Garcia de Alba then moved on to the hot topic of migration between the US and Mexico across its 3300km border. He stated that one million people cross the US-Mexico border every year from both Mexico and the US and that this is only the figure for legal human traffic. He was keen to stress that Mexican migration to the US did not begin recently but after the Mexican-American War in 1848: “That is the beginning of the history of migration to the US”. Garcia de Alba explained that Mexico lost 55 per cent of northern territory as a result of its defeat in 1848 and that over 100,000 Mexicans were displaced as the US seized new territories. He als explained that the US states Idaho, Colorado, Nevada, Arizona and California were all previous territories of Mexico with Spanish names and that as the border was adjusted Mexican citizens “migrated” to the US as a result.

Garcia de Alba continued to address migration for much of his speech and explained that the continued migration to Mexico to America for economic reasons began in the 1970’s as Mexico’s economy suffered a number of shocks which continued through the 1980’s and 1990’s. Previously, Mexican migrants had been welcomed to the US during WW2 to provide labour for industry and to work in agriculture in the southern states in the post war years. He stated his belief that this “flow” of migrants to the US is nearly finished and will continue to decline as the Mexican economy continues to improve. He revealed some startling statistics about Mexican immigrants currently living in the US. Each state in the US has on average 20,000 Mexicans residing and this includes Hawaii and Alaska and over 12 million Mexicans living in the US, making up 10 per cent of the population. Of the 12 million, roughly 65 per cent of them are “Illegals”.

It was impossible to mention illegal immigrants without the spectre of Donald Trump and his comments appearing. In the ambassador’s words “I can’t avoid to speak about it”. He reputed Trump’s claims that Mexican immigrants do not integrate or learn English by comparing them with to the two million US immigrants in Mexico which do not learn Spanish or integrate either. Garcia de Alba summed up this argument: “Migration, like the coin, has two faces”. Garcia de Alba also examined Trump’s plans to build a wall along the US-Mexican border and to make the Mexican government pay for it. Garcia de Alba wanted to show “how crazy this man is, how ignorant” and revealed that 65 per cent of illegal Mexican immigrants to the US do not enter over land but travel by airplane. He stated that if Trump wanted to build a wall to keep Mexican immigrants out of America, his wall would need to be 12,000 feet high as a result.

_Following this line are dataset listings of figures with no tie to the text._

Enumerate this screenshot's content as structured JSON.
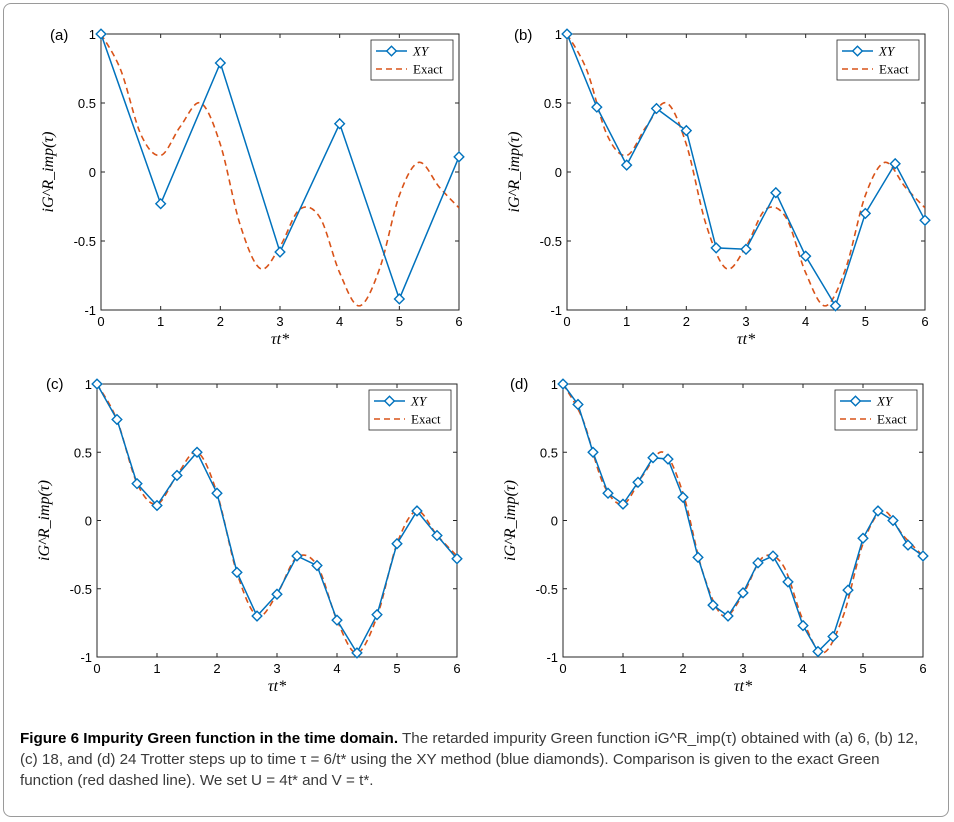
{
  "colors": {
    "xy": "#0072bd",
    "exact": "#d95319",
    "frame": "#9a9a9a"
  },
  "legend": {
    "xy_label": "XY",
    "exact_label": "Exact"
  },
  "axes_text": {
    "ylabel": "iG^R_imp(τ)",
    "xlabel": "τt*"
  },
  "caption": {
    "title": "Figure 6  Impurity Green function in the time domain.",
    "text": "The retarded impurity Green function iG^R_imp(τ) obtained with (a) 6, (b) 12, (c) 18, and (d) 24 Trotter steps up to time τ = 6/t* using the XY method (blue diamonds). Comparison is given to the exact Green function (red dashed line). We set U = 4t* and V = t*."
  },
  "chart_data": [
    {
      "panel": "(a)",
      "type": "line",
      "xlabel": "τt*",
      "ylabel": "iG^R_imp(τ)",
      "xlim": [
        0,
        6
      ],
      "ylim": [
        -1,
        1
      ],
      "xticks": [
        "0",
        "1",
        "2",
        "3",
        "4",
        "5",
        "6"
      ],
      "yticks": [
        "1",
        "0.5",
        "0",
        "-0.5",
        "-1"
      ],
      "legend_position": "top-right",
      "series": [
        {
          "name": "XY",
          "style": "solid-diamond",
          "x": [
            0,
            1,
            2,
            3,
            4,
            5,
            6
          ],
          "y": [
            1.0,
            -0.23,
            0.79,
            -0.58,
            0.35,
            -0.92,
            0.11
          ]
        },
        {
          "name": "Exact",
          "style": "dashed",
          "x": [
            0,
            0.33,
            0.67,
            1.0,
            1.33,
            1.67,
            2.0,
            2.33,
            2.67,
            3.0,
            3.33,
            3.67,
            4.0,
            4.33,
            4.67,
            5.0,
            5.33,
            5.67,
            6.0
          ],
          "y": [
            1.0,
            0.74,
            0.27,
            0.12,
            0.33,
            0.5,
            0.2,
            -0.38,
            -0.7,
            -0.54,
            -0.27,
            -0.33,
            -0.73,
            -0.97,
            -0.7,
            -0.17,
            0.07,
            -0.11,
            -0.26
          ]
        }
      ]
    },
    {
      "panel": "(b)",
      "type": "line",
      "xlabel": "τt*",
      "ylabel": "iG^R_imp(τ)",
      "xlim": [
        0,
        6
      ],
      "ylim": [
        -1,
        1
      ],
      "xticks": [
        "0",
        "1",
        "2",
        "3",
        "4",
        "5",
        "6"
      ],
      "yticks": [
        "1",
        "0.5",
        "0",
        "-0.5",
        "-1"
      ],
      "legend_position": "top-right",
      "series": [
        {
          "name": "XY",
          "style": "solid-diamond",
          "x": [
            0,
            0.5,
            1.0,
            1.5,
            2.0,
            2.5,
            3.0,
            3.5,
            4.0,
            4.5,
            5.0,
            5.5,
            6.0
          ],
          "y": [
            1.0,
            0.47,
            0.05,
            0.46,
            0.3,
            -0.55,
            -0.56,
            -0.15,
            -0.61,
            -0.97,
            -0.3,
            0.06,
            -0.35
          ]
        },
        {
          "name": "Exact",
          "style": "dashed",
          "x": [
            0,
            0.33,
            0.67,
            1.0,
            1.33,
            1.67,
            2.0,
            2.33,
            2.67,
            3.0,
            3.33,
            3.67,
            4.0,
            4.33,
            4.67,
            5.0,
            5.33,
            5.67,
            6.0
          ],
          "y": [
            1.0,
            0.74,
            0.27,
            0.12,
            0.33,
            0.5,
            0.2,
            -0.38,
            -0.7,
            -0.54,
            -0.27,
            -0.33,
            -0.73,
            -0.97,
            -0.7,
            -0.17,
            0.07,
            -0.11,
            -0.26
          ]
        }
      ]
    },
    {
      "panel": "(c)",
      "type": "line",
      "xlabel": "τt*",
      "ylabel": "iG^R_imp(τ)",
      "xlim": [
        0,
        6
      ],
      "ylim": [
        -1,
        1
      ],
      "xticks": [
        "0",
        "1",
        "2",
        "3",
        "4",
        "5",
        "6"
      ],
      "yticks": [
        "1",
        "0.5",
        "0",
        "-0.5",
        "-1"
      ],
      "legend_position": "top-right",
      "series": [
        {
          "name": "XY",
          "style": "solid-diamond",
          "x": [
            0,
            0.333,
            0.667,
            1.0,
            1.333,
            1.667,
            2.0,
            2.333,
            2.667,
            3.0,
            3.333,
            3.667,
            4.0,
            4.333,
            4.667,
            5.0,
            5.333,
            5.667,
            6.0
          ],
          "y": [
            1.0,
            0.74,
            0.27,
            0.11,
            0.33,
            0.5,
            0.2,
            -0.38,
            -0.7,
            -0.54,
            -0.26,
            -0.33,
            -0.73,
            -0.97,
            -0.69,
            -0.17,
            0.07,
            -0.11,
            -0.28
          ]
        },
        {
          "name": "Exact",
          "style": "dashed",
          "x": [
            0,
            0.33,
            0.67,
            1.0,
            1.33,
            1.67,
            2.0,
            2.33,
            2.67,
            3.0,
            3.33,
            3.67,
            4.0,
            4.33,
            4.67,
            5.0,
            5.33,
            5.67,
            6.0
          ],
          "y": [
            1.0,
            0.74,
            0.27,
            0.12,
            0.33,
            0.5,
            0.2,
            -0.38,
            -0.7,
            -0.54,
            -0.27,
            -0.33,
            -0.73,
            -0.97,
            -0.7,
            -0.17,
            0.07,
            -0.11,
            -0.26
          ]
        }
      ]
    },
    {
      "panel": "(d)",
      "type": "line",
      "xlabel": "τt*",
      "ylabel": "iG^R_imp(τ)",
      "xlim": [
        0,
        6
      ],
      "ylim": [
        -1,
        1
      ],
      "xticks": [
        "0",
        "1",
        "2",
        "3",
        "4",
        "5",
        "6"
      ],
      "yticks": [
        "1",
        "0.5",
        "0",
        "-0.5",
        "-1"
      ],
      "legend_position": "top-right",
      "series": [
        {
          "name": "XY",
          "style": "solid-diamond",
          "x": [
            0,
            0.25,
            0.5,
            0.75,
            1.0,
            1.25,
            1.5,
            1.75,
            2.0,
            2.25,
            2.5,
            2.75,
            3.0,
            3.25,
            3.5,
            3.75,
            4.0,
            4.25,
            4.5,
            4.75,
            5.0,
            5.25,
            5.5,
            5.75,
            6.0
          ],
          "y": [
            1.0,
            0.85,
            0.5,
            0.2,
            0.12,
            0.28,
            0.46,
            0.45,
            0.17,
            -0.27,
            -0.62,
            -0.7,
            -0.53,
            -0.31,
            -0.26,
            -0.45,
            -0.77,
            -0.96,
            -0.85,
            -0.51,
            -0.13,
            0.07,
            0.0,
            -0.18,
            -0.26
          ]
        },
        {
          "name": "Exact",
          "style": "dashed",
          "x": [
            0,
            0.33,
            0.67,
            1.0,
            1.33,
            1.67,
            2.0,
            2.33,
            2.67,
            3.0,
            3.33,
            3.67,
            4.0,
            4.33,
            4.67,
            5.0,
            5.33,
            5.67,
            6.0
          ],
          "y": [
            1.0,
            0.74,
            0.27,
            0.12,
            0.33,
            0.5,
            0.2,
            -0.38,
            -0.7,
            -0.54,
            -0.27,
            -0.33,
            -0.73,
            -0.97,
            -0.7,
            -0.17,
            0.07,
            -0.11,
            -0.26
          ]
        }
      ]
    }
  ]
}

This raised the biggest laugh of the evening after which the Ambassador took questions from the audience.

One audience member asked about the extradition procedure of El Chapo to the US for his crimes. The ambassador reiterated the Mexican President’s decision to extradite the drug lord to the US and referred to the disappointment in some circles in Mexico that El Chapo would not be tried for his crimes in Mexico and as statement against corruption. For Garcia de Alba, the War on Drugs is not a war but a horrible terrible fight between cartels “for this impressive business”. Garcia de Alba explained that cocaine consumption continues to grow in the US in and that drugs are continued to be produced despite efforts to contain this. The Ambassador described Mexico as merely the corridor and that is trapped between a “South that produces and a North that consumes”.

Another audience member asked the ambassador what Mexico was doing regarding the tropical Zika virus, which is linked to birth defects and carried from person to person by mosquito bites. The ambassador acknowledged the concern of the virus and its spread across the Americas and mentioned El Salvador’s advice for women to avoid pregnancy until 2018.

Audience members who answered the ambassador’s questions correctly at the end received a prize of Roberto Brown’s, The Eagle and the Cross, a history of the Irish participation the US/Mexican War.